Edirnekapı Şehitliği'nde Buruk Babalar Günü

"Babalar Günü"nü şehitlikte karşılayan şehit yakınları duygulu anlar yaşadı

"Babalar Günü"nü şehitlikte karşılayan şehit yakınları duygulu anlar yaşadı. Burada gözyaşları içinde oğullarının mezarlarını temizleyen ve dualar okuyan şehit aileleri, hükümete tepki gösterdi. Acılı aileler, devletin biran önce terör sorununu çözmesini istediler.
Babalar Günü nedeniyle Edirnekapı Şehitliği'ne sabah erken saatlerden itibaren gelen şehit aileleri, gözyaşları içinde oğullarının mezarlarını temizledi. Oğullarını terörle mücadelede şehit veren aileler, Kuran okuyarak dualar ettiler.
2008 yılında Güneş Harekatı'nda şehit olan oğlu İbrahim Doğan'ın mezarına eşiyle birlikte gelen baba Cuma Doğan, elimizi öpmeye gelecekti ancak tabutu geldi diyerek söze başlayarak, "Dün 13 şehit daha verdik. Taksim'e yığılanların hiç sesi çıkmıyor. Vatan için bayrak için şehit olanlar yavrularımıza hiç sahip çıkan olmuyor maalesef. Gazze'ye giden gemide şehit olanlarla bizim insanlarımız vatandaşımız. Hepimiz ağladık. Ama bu yavrularımızı biat ettik. Kapımızı açan yok. Devlet, belediye, kaymakamlık
kapımızı açan yok" dedi.
2009 Eylül ayında oğlu Jandarma Başçavuş Murat Taş'ı şehit verdiklerini söyleyen anne Neriman Taş, eşinin rahatsızlığı nedeniyle gelemediğini belirterek, "5 yaşında oğlu vardı. Dayısı karne hediyesi olarak Antalya'ya götürdü. Gelmek istemiyor. Geliyor kapıdan girmiyor. Babalar günü değil. Her gün aynı. Resmini öperek ağlıyorum. Onu ne çilelerle ne şartlarda büyütüp o yaşa getirdim" diye gözyaşı döktü.
Anne Neriman Taş, torunu Hüseyin Çaan'ın babasına yazdığı bir yüzünde 'Babalar günün kutlu olsun' diğer yüzünde ise "Ben ölmedim yüzüm sarardı. Babacığım sende şehit oldun ölmedin. Hep kalbimde yaşıyorsun. Oğlun Çaan. Canım babacığım" yazılı kartı çiçeklerle birlikte mezarına bıraktı.

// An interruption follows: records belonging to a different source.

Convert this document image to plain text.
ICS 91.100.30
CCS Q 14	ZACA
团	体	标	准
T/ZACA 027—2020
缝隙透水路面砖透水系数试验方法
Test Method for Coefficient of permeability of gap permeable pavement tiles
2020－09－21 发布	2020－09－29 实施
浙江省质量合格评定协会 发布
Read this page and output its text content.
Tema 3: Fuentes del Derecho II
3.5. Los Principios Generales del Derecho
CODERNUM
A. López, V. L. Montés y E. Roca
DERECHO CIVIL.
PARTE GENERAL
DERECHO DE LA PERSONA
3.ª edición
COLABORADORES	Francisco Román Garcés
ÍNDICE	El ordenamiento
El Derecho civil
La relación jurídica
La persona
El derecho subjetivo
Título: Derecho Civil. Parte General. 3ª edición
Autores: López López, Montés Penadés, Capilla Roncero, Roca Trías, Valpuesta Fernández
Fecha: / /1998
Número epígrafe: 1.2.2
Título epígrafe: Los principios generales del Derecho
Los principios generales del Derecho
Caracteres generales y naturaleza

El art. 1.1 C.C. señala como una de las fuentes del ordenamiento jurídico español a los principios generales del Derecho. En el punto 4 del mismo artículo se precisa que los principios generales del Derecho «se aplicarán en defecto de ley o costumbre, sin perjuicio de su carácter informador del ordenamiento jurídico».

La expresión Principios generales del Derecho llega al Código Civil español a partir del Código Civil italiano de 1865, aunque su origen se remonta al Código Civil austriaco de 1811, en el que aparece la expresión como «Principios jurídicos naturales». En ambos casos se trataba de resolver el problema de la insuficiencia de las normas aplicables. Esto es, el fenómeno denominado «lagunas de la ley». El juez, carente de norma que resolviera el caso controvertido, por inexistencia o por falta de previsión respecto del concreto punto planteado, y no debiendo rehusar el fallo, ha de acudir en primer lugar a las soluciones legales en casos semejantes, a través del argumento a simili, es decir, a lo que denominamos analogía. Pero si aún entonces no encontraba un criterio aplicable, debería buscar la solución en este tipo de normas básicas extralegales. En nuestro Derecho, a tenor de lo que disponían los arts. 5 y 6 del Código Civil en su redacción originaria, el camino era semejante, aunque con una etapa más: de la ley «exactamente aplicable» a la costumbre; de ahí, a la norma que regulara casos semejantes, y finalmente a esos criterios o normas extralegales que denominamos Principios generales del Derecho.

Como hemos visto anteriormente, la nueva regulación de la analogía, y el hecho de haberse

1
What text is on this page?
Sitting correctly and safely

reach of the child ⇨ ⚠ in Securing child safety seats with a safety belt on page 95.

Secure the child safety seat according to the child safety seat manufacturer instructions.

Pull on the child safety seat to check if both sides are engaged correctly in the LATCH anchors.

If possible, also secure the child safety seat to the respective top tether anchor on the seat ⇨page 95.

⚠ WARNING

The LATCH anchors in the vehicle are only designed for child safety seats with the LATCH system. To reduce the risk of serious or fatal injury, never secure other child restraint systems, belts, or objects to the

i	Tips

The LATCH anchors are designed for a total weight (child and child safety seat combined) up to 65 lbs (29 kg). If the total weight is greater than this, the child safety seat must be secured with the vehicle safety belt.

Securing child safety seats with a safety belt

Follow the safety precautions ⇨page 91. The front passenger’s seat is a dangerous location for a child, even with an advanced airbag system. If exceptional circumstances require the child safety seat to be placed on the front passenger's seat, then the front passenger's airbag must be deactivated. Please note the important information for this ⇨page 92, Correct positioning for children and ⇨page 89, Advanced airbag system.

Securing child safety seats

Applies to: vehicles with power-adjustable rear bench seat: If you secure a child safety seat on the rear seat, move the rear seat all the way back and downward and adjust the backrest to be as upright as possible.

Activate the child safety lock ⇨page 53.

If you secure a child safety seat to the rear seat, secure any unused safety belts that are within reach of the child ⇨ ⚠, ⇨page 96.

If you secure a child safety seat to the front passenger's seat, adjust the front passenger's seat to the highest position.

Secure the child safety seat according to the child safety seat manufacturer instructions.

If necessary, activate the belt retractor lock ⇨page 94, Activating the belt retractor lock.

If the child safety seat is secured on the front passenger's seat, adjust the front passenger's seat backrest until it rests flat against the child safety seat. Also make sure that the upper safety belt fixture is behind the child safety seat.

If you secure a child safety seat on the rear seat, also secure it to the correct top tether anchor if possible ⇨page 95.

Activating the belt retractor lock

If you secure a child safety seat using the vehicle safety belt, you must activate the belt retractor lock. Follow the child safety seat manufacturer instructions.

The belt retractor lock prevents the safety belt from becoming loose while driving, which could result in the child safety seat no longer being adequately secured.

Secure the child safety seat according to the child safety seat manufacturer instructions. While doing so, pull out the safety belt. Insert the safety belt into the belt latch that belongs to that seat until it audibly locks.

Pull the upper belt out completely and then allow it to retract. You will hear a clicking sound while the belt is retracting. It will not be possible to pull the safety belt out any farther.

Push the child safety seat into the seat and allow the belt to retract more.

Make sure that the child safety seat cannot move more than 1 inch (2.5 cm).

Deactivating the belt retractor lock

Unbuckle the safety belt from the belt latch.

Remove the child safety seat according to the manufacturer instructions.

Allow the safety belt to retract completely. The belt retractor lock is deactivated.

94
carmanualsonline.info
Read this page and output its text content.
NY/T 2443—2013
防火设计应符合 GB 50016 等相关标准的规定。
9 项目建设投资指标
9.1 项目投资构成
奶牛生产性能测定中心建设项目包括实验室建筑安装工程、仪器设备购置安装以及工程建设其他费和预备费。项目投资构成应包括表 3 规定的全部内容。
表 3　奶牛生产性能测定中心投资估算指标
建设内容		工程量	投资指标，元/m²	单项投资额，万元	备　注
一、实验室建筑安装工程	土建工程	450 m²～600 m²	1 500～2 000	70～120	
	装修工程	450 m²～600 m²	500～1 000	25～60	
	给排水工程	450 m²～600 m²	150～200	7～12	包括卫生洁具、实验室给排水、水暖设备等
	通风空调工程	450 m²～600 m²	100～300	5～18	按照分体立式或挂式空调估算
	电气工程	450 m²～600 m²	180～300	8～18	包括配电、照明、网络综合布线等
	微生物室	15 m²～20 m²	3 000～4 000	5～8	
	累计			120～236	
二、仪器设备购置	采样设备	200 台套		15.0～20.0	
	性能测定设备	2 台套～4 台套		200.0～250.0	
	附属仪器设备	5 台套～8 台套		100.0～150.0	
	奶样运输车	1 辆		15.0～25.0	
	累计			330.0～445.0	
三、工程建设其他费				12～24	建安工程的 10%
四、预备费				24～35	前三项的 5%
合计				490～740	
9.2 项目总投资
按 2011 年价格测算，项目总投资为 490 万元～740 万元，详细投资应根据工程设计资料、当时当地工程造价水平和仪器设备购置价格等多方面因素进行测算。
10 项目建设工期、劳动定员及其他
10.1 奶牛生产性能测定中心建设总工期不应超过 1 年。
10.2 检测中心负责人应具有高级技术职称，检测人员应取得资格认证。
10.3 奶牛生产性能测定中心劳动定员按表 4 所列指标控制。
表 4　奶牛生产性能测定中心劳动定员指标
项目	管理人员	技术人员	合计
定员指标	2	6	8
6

1996 yılında oğlu Aytaç Ermiş'i şehit veren baba Cemil Ermiş ise oğlunun Tekirdağ'da görevli olduğunu ancak gönüllü olarak Güneydoğu'ya gittiğini ifade ederek, "Ondan şehadet haberini alana kadar hiç haber alamamıştım. Bugünün özeli yok. Her gün babalar günü. Dünde buradaydım. Yeni şehitler var. Ben oğlumu şuraya koyduğum günden şuan kat kat arttı. Oğlum defnedilirken mezara yaklaşamamıştım. Şimdi duygularımız daha çok artıyor. Söyleyecek söz bulamıyorum. Devlet büyüklerimizin ayrı ayrı şeyler
söylüyorlar. Askerimiz, hükümetimiz, muhalefetimiz bir araya gelsin. Gerekirse bizde destek verelim. Herkes kendine nema çıkarmaya çalışıyor. Ben çocuğumu mezara koydum. İki oğlumda kanun gereği askere gitmeyebilirdi. Biri gitti bitirdi geldi. Diğeri de şuan asker. Bana "Ben gitmeyeceğim. O gitmeyecek. Kim gidip askerlik yapacak. Ağabeylerinin yarım bıraktıklarını yerini getirmeye gittiler. Askere gitmeyenler, rapor alanlar, bahane uyduranlar, oturup düşünsünler. Ben çözüm istiyorum devlet
büyüklerimizden. En azından uğraşsınlar. Biz de diyelim ki bir şeyler yapıyorlar" diye konuştu.